Beepster
loopyd
Oooh thanks! Useful tips. Really. I'm use these now.
* yoink *
Its a bit different with some VSTs, if you just record the bus to a track by arming it and setting a new audio track as src, you can get stuff off of addictive drums or keys or anything else. then grooveclip and the rest for chopping or pitch /w autiomation lanes and proch.
Ins tracks need recording to audio data first, because whats there is midi events.
Indeed there are many ways to skin that particular cat. In fact I just recently had to create some "One Shots" for the first time. Since it was only to slightly alter a live multimic'd drum track though (the samples came from the original kit) I just swiped the hits I needed, dropped them at the right spot to create the pattern I wanted then copy/pasta'd that (no Groove Clip looping needed) for the repititions I needed. Bounced it all and bingo bango. Dun deal.
Actually if I wanted to I could have altered the pitch of the hits/one shots by using the DSP "Process > Transpose" function on individual samples as well before bouncing. I didn't need that but again... that is just another method to achieve such proverbial cat skinning.
That method of course could be used on those AD2 one shot wave samples I referred to earlier as well.
Sometimes you gotta try different processes to get the best end result so it's good to have multiple tricks up one's sleeve.
Cheers.
I love Cakewalk. There's so many ways to achieve the same thing. It lets an artist choose what works best for them.

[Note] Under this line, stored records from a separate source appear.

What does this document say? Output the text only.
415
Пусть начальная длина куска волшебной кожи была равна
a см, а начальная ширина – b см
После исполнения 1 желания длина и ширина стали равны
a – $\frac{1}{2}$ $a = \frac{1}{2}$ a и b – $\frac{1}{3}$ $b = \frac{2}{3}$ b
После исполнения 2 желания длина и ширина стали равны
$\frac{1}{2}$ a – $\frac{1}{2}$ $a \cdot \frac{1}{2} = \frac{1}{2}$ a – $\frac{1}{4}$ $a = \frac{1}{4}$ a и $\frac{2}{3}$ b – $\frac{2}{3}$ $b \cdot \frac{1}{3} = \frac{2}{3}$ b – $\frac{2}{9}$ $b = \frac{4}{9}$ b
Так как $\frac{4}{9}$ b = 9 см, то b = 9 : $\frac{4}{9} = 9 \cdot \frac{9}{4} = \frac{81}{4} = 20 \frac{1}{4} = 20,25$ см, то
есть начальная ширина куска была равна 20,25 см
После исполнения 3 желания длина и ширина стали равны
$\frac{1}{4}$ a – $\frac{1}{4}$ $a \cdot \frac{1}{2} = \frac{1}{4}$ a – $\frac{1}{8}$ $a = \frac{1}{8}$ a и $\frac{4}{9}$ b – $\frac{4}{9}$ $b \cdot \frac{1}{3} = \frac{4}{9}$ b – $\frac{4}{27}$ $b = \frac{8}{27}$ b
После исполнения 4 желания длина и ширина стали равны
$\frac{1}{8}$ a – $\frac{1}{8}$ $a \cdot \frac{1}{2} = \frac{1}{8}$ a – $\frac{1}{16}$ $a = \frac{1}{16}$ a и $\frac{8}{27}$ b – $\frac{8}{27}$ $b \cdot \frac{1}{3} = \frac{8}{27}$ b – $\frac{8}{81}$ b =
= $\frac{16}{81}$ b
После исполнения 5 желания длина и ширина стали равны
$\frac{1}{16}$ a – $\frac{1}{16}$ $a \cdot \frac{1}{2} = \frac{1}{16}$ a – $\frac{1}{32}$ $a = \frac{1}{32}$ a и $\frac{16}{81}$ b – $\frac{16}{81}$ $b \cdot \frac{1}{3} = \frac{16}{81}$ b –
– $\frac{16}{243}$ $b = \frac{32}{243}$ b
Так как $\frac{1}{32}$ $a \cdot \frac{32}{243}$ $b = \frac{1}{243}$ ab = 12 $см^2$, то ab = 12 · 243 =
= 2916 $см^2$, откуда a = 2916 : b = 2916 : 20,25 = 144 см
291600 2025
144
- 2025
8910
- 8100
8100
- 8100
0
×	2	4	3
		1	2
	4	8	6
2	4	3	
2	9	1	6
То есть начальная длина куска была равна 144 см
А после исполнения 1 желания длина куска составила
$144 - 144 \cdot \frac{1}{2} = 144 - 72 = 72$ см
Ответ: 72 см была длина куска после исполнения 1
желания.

You could even import your samples directly into AD2, use the built-in AD2 sliders to adjust the pitch, timbre, reverb room, and DSP, add MIDI loops, mix and master there and then rip it all to audio when done, going along as you will mapping CC's to sliders in AD2 for a keybaord Bhav mentions, and then automating them with the lanes. You can drag the MIDI loops from AD2 into the project's instrument track directly, which is a little secret I found for adding variations to a loop. I'm not really repetative with drums. I live on the wild side that way, so dragging loops directly into the project from the events display field in AD2 was gold. Load your samples, load loops you like, drop into Cakewalk, modify with sequencer. Then its all copy/paste. Keys will allow the same thing with the motif presets. If you see a scale you like, MIDI drag-and-drop just works over the little play buttons.
-
And Bhav, <3, if you need help with the wheels, I could always visit to help. Among other things. Where my plane fund at, booboo?
Ahahaha
No, really though, you probably haven't seen a use because you'd need find the MIDI CC mapping options of the VSTs. Modulation and Pitch wheels can be used for far more than just making a sound wobbly or bendy. You can use them to play with reverb, a particular sample you've loaded, or whatever your heart desires with MIDI CC mapping options in the VST. It depends on what style of music you're going for, or in a more fixed approach, what you'd like to play with during the recording of an automation lane.
It leaves me wishing some keyboards came with more than one mod/pitch wheel. Because fun.